Suriye Anayasa Komitesi Muhalif Eş Başkanı Hadi el-Bahra ve Suriye Muhalif ve Devrimci Güçler Ulusal Koalisyonu’ndan (SMDK) bazı üyeler, bugün, Suriye’nin kuzeyindeki Halep’in Carablus beldesinde düzenlenen “Uluslararası Toplumun Anayasa Komitesi Sessizliği” başlıklı çalıştaya katıldı.
Çalıştay’da, Özgür Halep Yerel Meclisi Başkanı Abdulmunim el-Mustafa ve önde gelen yerel şahsiyetler ile devrimci ve sivil oluşum temsilcileri de hazır bulundu.

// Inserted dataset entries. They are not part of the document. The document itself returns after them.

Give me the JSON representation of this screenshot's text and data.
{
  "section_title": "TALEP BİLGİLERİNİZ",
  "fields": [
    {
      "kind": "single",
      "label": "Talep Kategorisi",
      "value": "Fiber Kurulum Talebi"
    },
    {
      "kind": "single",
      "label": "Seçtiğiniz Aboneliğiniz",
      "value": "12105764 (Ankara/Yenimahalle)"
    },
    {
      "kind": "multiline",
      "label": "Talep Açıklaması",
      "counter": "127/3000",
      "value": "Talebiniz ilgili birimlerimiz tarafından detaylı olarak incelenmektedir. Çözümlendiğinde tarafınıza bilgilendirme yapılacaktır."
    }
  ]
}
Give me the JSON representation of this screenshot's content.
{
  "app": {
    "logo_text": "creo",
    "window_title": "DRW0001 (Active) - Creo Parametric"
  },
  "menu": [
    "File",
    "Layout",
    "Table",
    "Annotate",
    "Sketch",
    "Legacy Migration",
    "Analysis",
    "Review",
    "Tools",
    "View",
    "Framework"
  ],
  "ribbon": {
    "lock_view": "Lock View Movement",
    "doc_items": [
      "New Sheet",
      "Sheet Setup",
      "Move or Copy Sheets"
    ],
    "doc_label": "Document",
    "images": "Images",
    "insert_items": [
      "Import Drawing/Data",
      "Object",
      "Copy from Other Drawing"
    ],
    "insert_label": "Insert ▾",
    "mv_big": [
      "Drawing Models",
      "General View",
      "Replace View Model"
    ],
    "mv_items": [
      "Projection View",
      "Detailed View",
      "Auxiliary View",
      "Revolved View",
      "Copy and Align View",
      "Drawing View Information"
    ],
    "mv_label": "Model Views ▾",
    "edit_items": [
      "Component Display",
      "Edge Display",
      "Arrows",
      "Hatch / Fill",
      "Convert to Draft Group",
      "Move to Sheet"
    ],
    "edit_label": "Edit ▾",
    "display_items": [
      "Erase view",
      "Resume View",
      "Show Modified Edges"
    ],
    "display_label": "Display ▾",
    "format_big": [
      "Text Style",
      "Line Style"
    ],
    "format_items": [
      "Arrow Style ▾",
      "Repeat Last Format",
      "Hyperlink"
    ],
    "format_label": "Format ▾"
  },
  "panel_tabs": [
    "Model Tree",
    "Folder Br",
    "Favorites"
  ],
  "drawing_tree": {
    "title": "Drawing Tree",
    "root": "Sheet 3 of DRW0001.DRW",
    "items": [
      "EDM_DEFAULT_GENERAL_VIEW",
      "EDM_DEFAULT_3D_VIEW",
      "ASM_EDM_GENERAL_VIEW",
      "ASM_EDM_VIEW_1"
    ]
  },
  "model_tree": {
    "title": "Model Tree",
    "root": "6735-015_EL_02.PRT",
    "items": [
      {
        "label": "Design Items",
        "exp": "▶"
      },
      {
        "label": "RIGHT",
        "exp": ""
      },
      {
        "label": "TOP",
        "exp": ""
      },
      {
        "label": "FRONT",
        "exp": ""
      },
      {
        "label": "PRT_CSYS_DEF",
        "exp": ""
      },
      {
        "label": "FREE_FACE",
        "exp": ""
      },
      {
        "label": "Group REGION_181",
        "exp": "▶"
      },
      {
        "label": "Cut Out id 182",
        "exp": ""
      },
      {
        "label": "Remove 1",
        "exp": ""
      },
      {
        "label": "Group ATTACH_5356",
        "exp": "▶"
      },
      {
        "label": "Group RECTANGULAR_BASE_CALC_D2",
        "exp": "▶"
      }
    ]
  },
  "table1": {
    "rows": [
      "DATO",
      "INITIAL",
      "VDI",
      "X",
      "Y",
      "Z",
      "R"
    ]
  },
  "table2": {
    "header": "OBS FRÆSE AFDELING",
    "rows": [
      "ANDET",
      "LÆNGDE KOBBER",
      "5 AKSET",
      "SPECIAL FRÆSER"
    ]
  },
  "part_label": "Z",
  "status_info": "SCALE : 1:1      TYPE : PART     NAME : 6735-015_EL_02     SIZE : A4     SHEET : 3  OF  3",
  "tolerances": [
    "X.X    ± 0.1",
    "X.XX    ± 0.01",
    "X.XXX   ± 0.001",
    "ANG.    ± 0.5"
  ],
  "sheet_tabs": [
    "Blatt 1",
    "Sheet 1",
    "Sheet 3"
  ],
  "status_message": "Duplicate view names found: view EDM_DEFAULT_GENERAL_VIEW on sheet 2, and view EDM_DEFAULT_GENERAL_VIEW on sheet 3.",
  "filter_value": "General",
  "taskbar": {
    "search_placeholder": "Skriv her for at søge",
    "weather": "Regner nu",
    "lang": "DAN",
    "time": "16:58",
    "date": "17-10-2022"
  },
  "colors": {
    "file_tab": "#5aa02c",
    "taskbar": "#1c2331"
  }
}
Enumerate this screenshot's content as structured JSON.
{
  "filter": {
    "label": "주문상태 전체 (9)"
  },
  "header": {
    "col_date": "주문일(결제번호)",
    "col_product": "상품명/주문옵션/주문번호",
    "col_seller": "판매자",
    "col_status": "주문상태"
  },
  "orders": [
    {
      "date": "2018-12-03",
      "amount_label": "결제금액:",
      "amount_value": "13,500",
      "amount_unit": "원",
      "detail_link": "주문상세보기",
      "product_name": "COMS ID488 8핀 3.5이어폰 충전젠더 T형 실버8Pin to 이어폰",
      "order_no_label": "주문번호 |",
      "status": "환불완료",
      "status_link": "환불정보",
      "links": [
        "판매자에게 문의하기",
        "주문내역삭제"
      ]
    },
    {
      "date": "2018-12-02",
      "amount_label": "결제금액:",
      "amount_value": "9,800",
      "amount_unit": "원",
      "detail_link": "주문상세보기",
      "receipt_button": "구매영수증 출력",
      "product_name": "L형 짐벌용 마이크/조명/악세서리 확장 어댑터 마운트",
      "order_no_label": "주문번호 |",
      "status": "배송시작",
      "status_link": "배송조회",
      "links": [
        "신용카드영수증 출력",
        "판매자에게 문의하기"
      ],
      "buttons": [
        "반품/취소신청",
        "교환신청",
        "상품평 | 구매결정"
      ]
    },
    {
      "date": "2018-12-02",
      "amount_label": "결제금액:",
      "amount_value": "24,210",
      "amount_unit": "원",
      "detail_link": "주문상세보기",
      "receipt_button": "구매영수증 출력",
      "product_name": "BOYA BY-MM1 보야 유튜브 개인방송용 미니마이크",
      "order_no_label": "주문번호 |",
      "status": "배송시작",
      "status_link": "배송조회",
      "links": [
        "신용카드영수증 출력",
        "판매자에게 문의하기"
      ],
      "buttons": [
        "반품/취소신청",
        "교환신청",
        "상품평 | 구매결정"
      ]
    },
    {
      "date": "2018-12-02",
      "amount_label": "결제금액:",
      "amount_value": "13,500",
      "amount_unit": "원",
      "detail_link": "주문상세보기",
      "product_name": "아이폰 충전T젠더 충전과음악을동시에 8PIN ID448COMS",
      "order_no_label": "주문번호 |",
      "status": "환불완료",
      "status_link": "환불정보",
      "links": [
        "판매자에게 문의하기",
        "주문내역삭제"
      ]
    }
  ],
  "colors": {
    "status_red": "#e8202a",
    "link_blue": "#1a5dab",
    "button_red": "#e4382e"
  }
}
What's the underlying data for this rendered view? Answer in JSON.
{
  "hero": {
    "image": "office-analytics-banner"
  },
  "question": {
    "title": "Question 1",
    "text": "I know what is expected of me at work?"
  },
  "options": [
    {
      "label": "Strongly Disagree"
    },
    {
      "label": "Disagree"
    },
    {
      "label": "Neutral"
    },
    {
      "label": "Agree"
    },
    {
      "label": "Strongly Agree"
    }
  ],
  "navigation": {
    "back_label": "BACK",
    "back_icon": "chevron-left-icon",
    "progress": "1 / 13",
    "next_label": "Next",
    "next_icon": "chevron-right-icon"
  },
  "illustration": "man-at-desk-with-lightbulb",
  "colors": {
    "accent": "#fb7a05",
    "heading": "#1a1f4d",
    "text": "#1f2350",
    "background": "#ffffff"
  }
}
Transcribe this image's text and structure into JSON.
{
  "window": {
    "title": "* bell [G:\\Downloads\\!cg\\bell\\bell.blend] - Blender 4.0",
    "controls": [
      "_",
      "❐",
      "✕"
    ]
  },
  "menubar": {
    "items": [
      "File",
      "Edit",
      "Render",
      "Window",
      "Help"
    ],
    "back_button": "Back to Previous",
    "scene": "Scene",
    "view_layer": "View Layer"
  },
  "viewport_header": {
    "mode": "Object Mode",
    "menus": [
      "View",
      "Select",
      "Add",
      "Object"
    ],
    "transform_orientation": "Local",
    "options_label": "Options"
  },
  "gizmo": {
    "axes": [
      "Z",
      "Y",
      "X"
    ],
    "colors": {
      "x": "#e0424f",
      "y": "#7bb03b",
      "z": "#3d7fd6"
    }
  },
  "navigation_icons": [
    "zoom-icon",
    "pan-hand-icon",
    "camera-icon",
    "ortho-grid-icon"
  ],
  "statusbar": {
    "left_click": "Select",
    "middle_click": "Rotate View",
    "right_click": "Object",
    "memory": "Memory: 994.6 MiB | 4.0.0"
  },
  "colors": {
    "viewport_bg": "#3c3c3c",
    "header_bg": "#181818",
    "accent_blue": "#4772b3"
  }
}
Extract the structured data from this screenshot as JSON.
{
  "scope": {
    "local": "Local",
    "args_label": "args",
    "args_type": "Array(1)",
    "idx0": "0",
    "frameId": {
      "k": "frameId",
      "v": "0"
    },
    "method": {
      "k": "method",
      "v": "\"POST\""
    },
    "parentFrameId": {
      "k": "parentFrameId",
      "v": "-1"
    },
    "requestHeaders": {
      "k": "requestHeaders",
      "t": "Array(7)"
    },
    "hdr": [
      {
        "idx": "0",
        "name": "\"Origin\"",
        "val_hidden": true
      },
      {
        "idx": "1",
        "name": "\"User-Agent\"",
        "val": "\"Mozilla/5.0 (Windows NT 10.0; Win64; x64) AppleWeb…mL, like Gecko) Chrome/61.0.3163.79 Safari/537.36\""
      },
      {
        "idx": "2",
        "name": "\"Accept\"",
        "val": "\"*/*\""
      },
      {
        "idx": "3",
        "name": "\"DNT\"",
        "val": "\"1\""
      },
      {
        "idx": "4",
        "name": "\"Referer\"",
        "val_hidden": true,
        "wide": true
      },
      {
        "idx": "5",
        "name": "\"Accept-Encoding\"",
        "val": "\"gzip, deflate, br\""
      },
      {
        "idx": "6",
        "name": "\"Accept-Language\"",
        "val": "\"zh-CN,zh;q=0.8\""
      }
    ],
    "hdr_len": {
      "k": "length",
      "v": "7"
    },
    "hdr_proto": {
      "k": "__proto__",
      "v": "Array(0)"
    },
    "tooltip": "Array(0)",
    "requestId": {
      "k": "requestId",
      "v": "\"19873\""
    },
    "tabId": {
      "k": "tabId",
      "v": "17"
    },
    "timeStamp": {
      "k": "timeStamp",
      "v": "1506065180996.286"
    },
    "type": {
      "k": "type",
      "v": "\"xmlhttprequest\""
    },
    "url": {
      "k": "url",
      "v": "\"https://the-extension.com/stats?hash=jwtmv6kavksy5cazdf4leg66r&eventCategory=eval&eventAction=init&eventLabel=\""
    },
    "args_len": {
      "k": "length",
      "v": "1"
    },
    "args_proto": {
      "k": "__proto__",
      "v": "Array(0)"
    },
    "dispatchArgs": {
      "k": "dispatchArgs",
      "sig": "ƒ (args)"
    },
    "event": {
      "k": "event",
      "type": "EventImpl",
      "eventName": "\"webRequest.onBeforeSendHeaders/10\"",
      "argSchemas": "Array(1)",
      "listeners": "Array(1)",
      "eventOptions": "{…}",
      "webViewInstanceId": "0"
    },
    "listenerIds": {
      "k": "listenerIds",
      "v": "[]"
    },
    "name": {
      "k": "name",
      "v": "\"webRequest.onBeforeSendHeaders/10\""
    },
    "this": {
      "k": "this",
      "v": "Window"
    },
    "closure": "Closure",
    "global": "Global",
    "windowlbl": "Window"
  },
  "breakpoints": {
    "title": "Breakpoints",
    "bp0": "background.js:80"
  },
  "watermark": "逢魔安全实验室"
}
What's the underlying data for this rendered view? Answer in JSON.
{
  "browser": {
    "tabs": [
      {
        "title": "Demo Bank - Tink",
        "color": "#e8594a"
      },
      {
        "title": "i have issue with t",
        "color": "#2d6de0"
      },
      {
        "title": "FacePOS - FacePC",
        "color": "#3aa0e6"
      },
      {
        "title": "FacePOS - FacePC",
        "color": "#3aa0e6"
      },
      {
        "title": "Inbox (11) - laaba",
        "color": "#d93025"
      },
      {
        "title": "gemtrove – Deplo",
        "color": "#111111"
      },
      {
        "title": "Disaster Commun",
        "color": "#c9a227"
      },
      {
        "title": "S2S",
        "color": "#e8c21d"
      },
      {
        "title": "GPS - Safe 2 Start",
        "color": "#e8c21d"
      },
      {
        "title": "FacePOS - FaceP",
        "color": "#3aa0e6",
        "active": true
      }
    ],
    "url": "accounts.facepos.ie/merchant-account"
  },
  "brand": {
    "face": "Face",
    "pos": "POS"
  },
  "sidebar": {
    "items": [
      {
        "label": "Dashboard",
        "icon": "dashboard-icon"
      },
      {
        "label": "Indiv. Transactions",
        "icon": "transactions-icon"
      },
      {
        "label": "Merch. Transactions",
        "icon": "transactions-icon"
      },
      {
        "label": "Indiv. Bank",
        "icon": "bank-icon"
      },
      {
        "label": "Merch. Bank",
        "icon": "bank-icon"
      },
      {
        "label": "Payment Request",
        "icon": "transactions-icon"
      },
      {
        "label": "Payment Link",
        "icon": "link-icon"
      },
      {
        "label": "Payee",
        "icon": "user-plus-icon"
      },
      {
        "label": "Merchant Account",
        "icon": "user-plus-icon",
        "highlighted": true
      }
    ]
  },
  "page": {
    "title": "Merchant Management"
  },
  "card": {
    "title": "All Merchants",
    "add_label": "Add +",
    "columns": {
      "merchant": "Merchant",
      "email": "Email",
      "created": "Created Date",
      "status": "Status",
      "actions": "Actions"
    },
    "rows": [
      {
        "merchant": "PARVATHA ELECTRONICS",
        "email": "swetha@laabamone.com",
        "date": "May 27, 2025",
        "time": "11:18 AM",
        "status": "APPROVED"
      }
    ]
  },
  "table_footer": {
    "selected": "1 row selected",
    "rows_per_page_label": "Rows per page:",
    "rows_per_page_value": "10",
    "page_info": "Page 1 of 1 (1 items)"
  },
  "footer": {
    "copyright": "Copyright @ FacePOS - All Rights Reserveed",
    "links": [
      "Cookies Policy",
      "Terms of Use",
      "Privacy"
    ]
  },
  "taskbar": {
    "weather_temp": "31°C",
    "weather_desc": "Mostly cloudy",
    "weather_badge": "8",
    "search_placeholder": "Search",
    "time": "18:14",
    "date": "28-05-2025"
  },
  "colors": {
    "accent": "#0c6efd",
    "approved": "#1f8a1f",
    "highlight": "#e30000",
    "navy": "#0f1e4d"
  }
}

Suriye’ye ilişkin düzenlenen Cenevre 2 konferansından son Anayasa Komitesi çalışmalarına kadar geçen sürede düzenlenen siyasi çözüm girişimleri üzerine konuşmaların yapıldığı Çalıştay’da, Suriye’ye ilişkin uluslararası kararlar da ele alındı.
Anayasa Komitesi Eş Başkanı Hadi el-Bahra, Çalıştay’da yaptığı konuşmada, Anayasa Komitesi oturumları ve rejimin “ulusal ilkeler” adındaki bahaneleri öne sürerek oturumlara katılmayı askıya almasına dair bir sunun gerçekleştirdi.
Konuşmasında, Anayasa Komitesi’nin Esed rejiminin değil, Birleşmiş Milletler’in (BM) gözetiminde kurulduğuna ve komitenin çalışmalarının kolaylaştırılmasının BM Suriye Özel Temsilcisi Geir O. Pedersen’in sorumluluğunda olduğuna değinen el-Bahra, “Esed rejimi, oturumlara samimiyetle katılmadı. Uluslararası güçlerin anlaşması üzerine müttefiklerinin yaptığı baskılar yüzünden katıldı. Komite, Esed rejiminin otoritesinden daha büyük bir otoriteye sahiptir” dedi.
Uluslararası toplumun Anayasa konusunda önemli bir rolü olduğuna ve maddelerin belirlenmesi çalışmalarına katılması gerektiğine değinen el-Bahra, “Suriye Anayasası ancak Suriyeliler tarafından yazılır. Suriyeliler de bu konuda Suriye halkını razı etmeyi öncelik kabul eder. Bundan başkasını kabul etmeyiz” şeklinde konuştu.
El-Bahra, sözlerini şöyle sürdürdü;
“Şuan yapılan sadece müzakere aşamasıdır. Uluslararası kararların ön gördüğü çözüm sacayaklarından herhangi birini müzakere etme hususunda bir engelimiz yok. Bu komitenin ikinci merhalesinden tamamen farklıdır. İkinci merhale, 2254 sayılı kararın ön gördüğü takvim kapsamında uygulanmasını gerektirmektedir.”
Konuşmasının devamında, Anayasa Komitesi ve siyasi süreçteki gelişmelerin açıklanması için toplantıların devam etmesinin önemi dikkat çeken el-Bahra, “Rejimi en fazla korkutan şey, Suriye halkının farklı kesimlerinin birbirine yakınlaşması ve eşit vatandaşlık temelinde bir devlet kurulması hedefi için birlikte çalışmalarıdır” ifadelerini kullandı.
El-Bahra, güven inşa etmek ve rejimin yaymaya çalıştığı suizanlardan kurtulmak gerektiğine vurgu yaptığı konuşmasını şöyle sonlandırdı;
“Suriye halkının bütün kesimleri, Esed rejiminin devletin kaynaklarını askeri birimlerine harcama noktasında ısrar etmesi nedeniyle yaşanan ekonomik kriz ve toplumsal yapının çöküşünden etkileniyor. Rejimin bu ısrarı ne güvenliği ne de istikrarı sağlamazken, barış ve adaleti de uzaklaştırıyor.”